Effects of emodin on LPS-induced activity of MPO and MDA in the lung tissues. A MPO activity. B MDA activity in lung tissues. All data are presented as the mean ± SD (n = 8). ^*P < 0.05, ^**P < 0.01 vs. normal group. ^#P < 0.05, ^##P < 0.01 vs. model group.

Fig. 7

Effects of emodin on NLRP3 inflammasome-dependent signaling pathway-associated proteins in a rat model. A–E The protein levels of NLRP3, ASC, CASP1, and GSDMD were detected by western blotting, and the grayscale values of the bands were analyzed using ImageJ software. All data are presented as the mean ± SD (n = 8). ^***P < 0.001 vs. normal group. ^#P < 0.05, ^##P < 0.01, ^###P < 0.001 vs. model group; ^∆∆P < 0.01, ^∆∆∆P < 0.001 vs. DEX group.

Fig. 8

Effects of emodin on NLRP3 inflammasome-dependent signaling pathway in rat lung tissues.
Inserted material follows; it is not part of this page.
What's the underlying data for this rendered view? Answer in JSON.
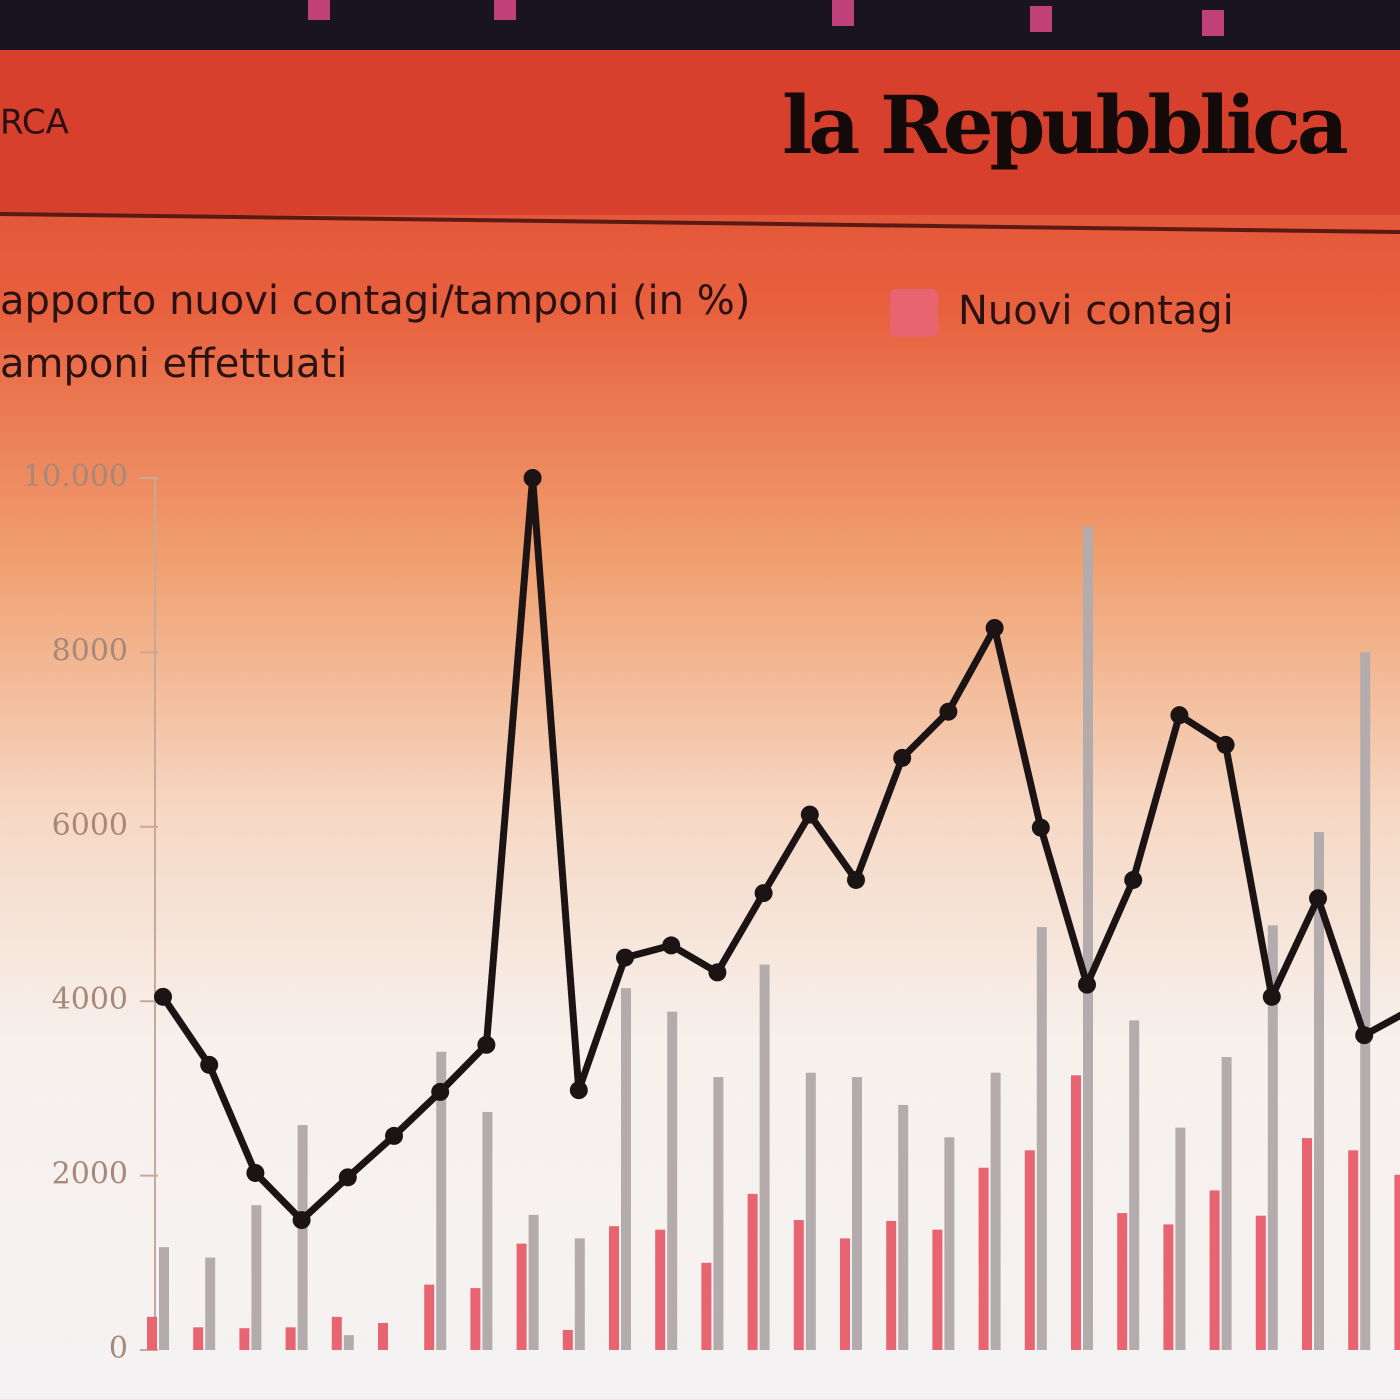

A Semi-quantitative evaluation of NLRP3, CASP1, ASC, and GSDMD immunohistochemical staining (original magnification 200 ×). B–E The average OD was determined by Image-Pro Plus 6.0 software. F–G The mRNA levels of NLRP3, CASP1, ASC, and GSDMD in rat lung tissues were determined by RT-PCR. H–I Effects of emodin on the expression of IL-1β and IL-18 in rat serum was determined by ELISA. Data are shown as the mean ± SD (n = 8). ^***P < 0.001 vs. normal group; ^#P < 0.05, ^##P < 0.01, ^###P < 0.001 vs. model group; ^ΔP < 0.05, ^ΔΔP < 0.01, ^ΔΔΔP < 0.001 vs. DEX group.